Jack Taylor’s basketball career has taken him from Black River Falls High School to prep school in Mercersburg, Pa., to UW-La Crosse to Grinnell, Iowa.
Along the way, Taylor transformed from a prominent local player in search of an opportunity to better his game into one with a name noticed in every circle of the basketball community after breaking a national scoring record.
He went from making jump shots in gymnasiums at Arcadia and Viroqua to having a 138-point performance on Nov. 20, 2012, being discussed by Kobe Bryant and LeBron James.
“A lot of time has passed, but that’s still crazy to me,” Taylor, who scored 138 points in one game and 109 in another during his three-year career at Grinnell, said on Tuesday. “What I did that night just followed me, and it continues to follow me.
“I have people from Black River Falls and Grinnell tell me that when people find out where they’re from, they are asked, ‘Do you know Jack Taylor?’”
But Taylor is trying to make a new impression — one he can turn into a living playing the game he loves — today and Thursday as part of the Scorers 1st Showcase in Las Vegas.
It’s where he will put his game on display during four games played in front of international scouts holding the key to a possible future in basketball.
“Hopefully, I can go out there and play well enough for coaches in attendance to reach out and offer a contract,” said Taylor, who averaged 30.1 points per game while studying biochemistry during his Grinnell career. “I have some other plans if the showcase doesn’t work out, but I want to give this my best shot.”
That will involve showing scouts — mostly from European leagues — that he is much more than the kind of player he was in the shoot-as-fast-as-you-can philosophy the Pioneers use so well.
“I think a lot of people have probably looked at stats and see my 3-pointers,” Taylor said. “They see that I shoot a lot of them and figure I’m just a catch-and-shoot player.

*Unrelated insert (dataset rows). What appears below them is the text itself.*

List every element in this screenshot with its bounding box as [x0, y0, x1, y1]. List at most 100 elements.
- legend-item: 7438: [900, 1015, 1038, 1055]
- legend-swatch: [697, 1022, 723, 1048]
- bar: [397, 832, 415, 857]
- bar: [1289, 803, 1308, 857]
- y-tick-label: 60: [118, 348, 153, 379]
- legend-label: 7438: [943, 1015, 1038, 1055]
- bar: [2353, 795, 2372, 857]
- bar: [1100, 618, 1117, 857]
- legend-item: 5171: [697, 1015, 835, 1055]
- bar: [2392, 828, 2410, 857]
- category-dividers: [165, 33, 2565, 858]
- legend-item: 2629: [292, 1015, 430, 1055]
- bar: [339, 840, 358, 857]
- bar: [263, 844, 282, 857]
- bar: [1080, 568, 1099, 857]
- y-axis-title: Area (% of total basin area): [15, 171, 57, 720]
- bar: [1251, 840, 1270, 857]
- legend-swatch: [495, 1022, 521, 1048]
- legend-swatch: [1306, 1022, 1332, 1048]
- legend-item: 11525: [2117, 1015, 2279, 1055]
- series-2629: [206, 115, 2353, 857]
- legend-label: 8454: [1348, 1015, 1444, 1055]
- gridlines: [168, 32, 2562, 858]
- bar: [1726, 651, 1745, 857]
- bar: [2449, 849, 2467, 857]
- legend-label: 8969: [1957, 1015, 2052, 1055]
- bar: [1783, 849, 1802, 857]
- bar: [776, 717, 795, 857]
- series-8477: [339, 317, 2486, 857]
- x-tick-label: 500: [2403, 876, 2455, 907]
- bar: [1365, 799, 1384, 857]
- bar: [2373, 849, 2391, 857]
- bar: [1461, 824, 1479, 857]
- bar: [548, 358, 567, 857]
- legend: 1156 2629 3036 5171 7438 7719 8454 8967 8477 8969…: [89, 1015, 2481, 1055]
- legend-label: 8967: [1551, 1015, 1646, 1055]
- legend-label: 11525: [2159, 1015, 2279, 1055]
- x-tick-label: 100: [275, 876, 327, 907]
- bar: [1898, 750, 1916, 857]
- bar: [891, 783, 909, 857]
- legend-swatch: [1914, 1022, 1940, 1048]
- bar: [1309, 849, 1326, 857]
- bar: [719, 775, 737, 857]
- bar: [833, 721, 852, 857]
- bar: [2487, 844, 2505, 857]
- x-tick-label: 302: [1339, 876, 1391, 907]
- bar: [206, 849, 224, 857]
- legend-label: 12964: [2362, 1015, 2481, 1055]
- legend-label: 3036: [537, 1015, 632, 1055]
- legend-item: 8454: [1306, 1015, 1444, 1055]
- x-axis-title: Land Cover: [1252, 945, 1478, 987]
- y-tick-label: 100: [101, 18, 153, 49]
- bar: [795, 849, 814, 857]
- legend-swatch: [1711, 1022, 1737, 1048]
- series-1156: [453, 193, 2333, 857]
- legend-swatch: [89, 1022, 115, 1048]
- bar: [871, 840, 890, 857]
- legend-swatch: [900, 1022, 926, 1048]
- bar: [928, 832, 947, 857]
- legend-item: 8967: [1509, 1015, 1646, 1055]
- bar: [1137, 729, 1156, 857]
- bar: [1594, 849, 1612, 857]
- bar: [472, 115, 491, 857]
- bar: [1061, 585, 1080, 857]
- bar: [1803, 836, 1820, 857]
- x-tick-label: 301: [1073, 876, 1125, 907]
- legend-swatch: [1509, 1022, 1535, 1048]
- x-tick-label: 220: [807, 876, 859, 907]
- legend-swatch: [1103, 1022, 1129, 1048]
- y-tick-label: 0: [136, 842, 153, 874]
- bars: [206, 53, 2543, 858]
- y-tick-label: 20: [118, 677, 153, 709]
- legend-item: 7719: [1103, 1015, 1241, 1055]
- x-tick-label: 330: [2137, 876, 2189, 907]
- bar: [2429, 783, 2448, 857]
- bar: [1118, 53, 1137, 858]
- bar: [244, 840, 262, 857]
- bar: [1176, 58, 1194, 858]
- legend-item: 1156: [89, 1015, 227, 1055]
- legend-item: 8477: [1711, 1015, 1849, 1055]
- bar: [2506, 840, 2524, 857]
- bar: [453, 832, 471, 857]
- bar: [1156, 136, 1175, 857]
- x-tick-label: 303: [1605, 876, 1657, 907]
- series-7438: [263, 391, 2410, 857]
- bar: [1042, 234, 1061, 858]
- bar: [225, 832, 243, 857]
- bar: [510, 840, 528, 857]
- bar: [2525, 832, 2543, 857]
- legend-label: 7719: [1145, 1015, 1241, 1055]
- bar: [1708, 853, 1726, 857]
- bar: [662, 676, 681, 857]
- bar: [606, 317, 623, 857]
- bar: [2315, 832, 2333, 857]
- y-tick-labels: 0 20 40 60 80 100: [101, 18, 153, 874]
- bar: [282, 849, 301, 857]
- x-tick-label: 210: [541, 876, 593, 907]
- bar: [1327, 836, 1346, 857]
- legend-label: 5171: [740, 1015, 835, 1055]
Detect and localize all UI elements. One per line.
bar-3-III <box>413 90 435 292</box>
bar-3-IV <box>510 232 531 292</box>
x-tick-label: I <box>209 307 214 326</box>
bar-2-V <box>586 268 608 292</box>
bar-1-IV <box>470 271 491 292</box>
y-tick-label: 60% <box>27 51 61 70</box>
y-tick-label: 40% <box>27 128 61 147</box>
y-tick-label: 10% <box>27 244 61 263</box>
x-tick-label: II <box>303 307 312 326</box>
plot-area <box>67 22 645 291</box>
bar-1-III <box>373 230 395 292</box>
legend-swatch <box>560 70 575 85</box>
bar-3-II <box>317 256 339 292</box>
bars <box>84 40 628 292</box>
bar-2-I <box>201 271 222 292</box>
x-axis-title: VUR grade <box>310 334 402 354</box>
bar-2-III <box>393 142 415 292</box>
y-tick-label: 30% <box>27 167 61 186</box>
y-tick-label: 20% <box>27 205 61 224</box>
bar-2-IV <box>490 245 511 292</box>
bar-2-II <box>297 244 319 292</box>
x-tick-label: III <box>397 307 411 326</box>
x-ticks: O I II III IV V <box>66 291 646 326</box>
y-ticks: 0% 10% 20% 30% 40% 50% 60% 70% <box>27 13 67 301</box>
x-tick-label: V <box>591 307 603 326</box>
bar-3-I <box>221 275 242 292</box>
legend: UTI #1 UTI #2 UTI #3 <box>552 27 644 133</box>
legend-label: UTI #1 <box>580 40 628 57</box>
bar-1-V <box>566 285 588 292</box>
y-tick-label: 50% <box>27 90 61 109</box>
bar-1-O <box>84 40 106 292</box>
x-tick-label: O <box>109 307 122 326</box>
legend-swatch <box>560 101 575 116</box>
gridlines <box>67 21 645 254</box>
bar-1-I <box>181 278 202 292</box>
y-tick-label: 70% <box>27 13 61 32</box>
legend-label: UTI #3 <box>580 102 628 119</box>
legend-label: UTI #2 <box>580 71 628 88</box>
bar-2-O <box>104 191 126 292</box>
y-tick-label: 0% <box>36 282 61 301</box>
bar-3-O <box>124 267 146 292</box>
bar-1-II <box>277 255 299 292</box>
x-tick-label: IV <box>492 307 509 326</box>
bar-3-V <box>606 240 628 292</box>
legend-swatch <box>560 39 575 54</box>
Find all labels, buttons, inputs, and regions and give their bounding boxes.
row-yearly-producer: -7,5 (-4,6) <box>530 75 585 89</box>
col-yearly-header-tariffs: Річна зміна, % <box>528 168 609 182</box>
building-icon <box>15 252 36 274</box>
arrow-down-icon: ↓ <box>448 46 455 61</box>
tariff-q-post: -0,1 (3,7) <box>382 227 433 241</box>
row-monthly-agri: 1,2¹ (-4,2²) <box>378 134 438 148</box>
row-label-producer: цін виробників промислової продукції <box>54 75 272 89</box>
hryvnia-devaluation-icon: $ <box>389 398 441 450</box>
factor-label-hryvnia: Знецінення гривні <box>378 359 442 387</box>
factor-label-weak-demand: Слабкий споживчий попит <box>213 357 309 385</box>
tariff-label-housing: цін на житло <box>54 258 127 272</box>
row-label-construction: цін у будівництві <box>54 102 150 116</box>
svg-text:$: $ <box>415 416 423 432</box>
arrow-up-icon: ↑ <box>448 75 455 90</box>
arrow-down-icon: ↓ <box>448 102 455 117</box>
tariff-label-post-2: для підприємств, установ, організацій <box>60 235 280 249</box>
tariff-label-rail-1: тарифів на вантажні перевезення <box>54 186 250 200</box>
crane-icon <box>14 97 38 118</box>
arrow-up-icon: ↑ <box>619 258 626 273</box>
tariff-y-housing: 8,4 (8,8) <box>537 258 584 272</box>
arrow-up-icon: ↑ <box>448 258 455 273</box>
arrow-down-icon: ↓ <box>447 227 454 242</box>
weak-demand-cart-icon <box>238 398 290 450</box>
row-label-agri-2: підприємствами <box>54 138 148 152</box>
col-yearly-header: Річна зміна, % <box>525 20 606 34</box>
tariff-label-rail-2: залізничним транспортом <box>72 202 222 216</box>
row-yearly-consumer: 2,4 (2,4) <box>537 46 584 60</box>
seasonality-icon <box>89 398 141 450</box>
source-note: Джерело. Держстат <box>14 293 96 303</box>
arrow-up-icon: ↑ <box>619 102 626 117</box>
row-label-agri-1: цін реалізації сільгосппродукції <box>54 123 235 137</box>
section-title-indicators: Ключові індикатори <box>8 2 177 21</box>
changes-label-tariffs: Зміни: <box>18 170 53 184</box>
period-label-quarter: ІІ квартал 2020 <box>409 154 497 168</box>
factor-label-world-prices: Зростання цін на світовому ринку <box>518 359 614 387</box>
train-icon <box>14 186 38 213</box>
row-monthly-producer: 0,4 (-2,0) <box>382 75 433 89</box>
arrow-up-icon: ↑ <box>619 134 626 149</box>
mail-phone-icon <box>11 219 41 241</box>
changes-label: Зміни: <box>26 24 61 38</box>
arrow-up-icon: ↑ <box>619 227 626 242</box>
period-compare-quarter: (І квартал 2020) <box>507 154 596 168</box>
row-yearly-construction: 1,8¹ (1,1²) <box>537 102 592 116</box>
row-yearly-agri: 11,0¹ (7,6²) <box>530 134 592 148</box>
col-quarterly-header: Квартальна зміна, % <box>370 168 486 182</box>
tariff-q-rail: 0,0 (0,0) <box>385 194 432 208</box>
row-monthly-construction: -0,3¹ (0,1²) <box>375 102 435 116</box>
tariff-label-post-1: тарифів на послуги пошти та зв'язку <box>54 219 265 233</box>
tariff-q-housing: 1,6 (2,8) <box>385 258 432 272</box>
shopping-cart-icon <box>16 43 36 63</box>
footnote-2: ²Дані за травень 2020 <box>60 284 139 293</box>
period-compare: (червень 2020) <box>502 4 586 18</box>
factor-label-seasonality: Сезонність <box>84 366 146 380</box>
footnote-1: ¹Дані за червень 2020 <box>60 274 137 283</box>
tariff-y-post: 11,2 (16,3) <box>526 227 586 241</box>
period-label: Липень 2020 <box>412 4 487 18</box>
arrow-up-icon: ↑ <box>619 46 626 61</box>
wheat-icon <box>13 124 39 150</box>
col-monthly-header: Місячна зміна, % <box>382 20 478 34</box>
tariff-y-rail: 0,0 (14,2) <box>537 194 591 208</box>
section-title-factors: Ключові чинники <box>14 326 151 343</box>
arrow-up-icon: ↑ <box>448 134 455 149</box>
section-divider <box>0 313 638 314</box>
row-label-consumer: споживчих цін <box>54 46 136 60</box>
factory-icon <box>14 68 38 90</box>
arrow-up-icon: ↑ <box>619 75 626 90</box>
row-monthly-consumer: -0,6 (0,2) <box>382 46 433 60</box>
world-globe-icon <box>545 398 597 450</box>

“I want to show my playmaking ability and ability to score off the dribble, too.”
Taylor, 24, signed with the Scorers 1st agency after graduation, but he still had to earn a spot in the two-day showcase. Sixty players had applications accepted, and six appointed coaches took part in a six-round draft to fill rosters.
Taylor, listed by Grinnell at 5-foot-10 and 165 pounds, was selected 16th. His role in the showcase will be to control a group of players looking to make their own mark while finding spots to make his own.
“The scouts need to see that I can lead a team from the point guard spot,” said Taylor, who averaged 2.8 assists per game at Grinnell. “If I continue to play, I’ll have to be able to run an offense, and it’s going be a challenge.
“But when I was in high school, I played in exposure camps around the country that also had a lot of individual players trying to make an impression, so I think I can do it.”
Taylor, who hung out at would like to get a chance to play some more basketball, but he knows that is hardly a given.
He said his education provides him with chances to become a doctor, physician assistant or pharmacist, and his faith could lead him in that direction.
“I have provided myself this platform with what I’ve done in basketball, and I’m trying to find the best way to use that,” Taylor said. “I want to play basketball, and I’ve thought about the medical field, but I’ve also thought about planting a church.”
“I’m not sure what I’ll end up doing yet.”
Taylor’s performance today and Thursday will go a long way in determining whether or not professional basketball is part of that.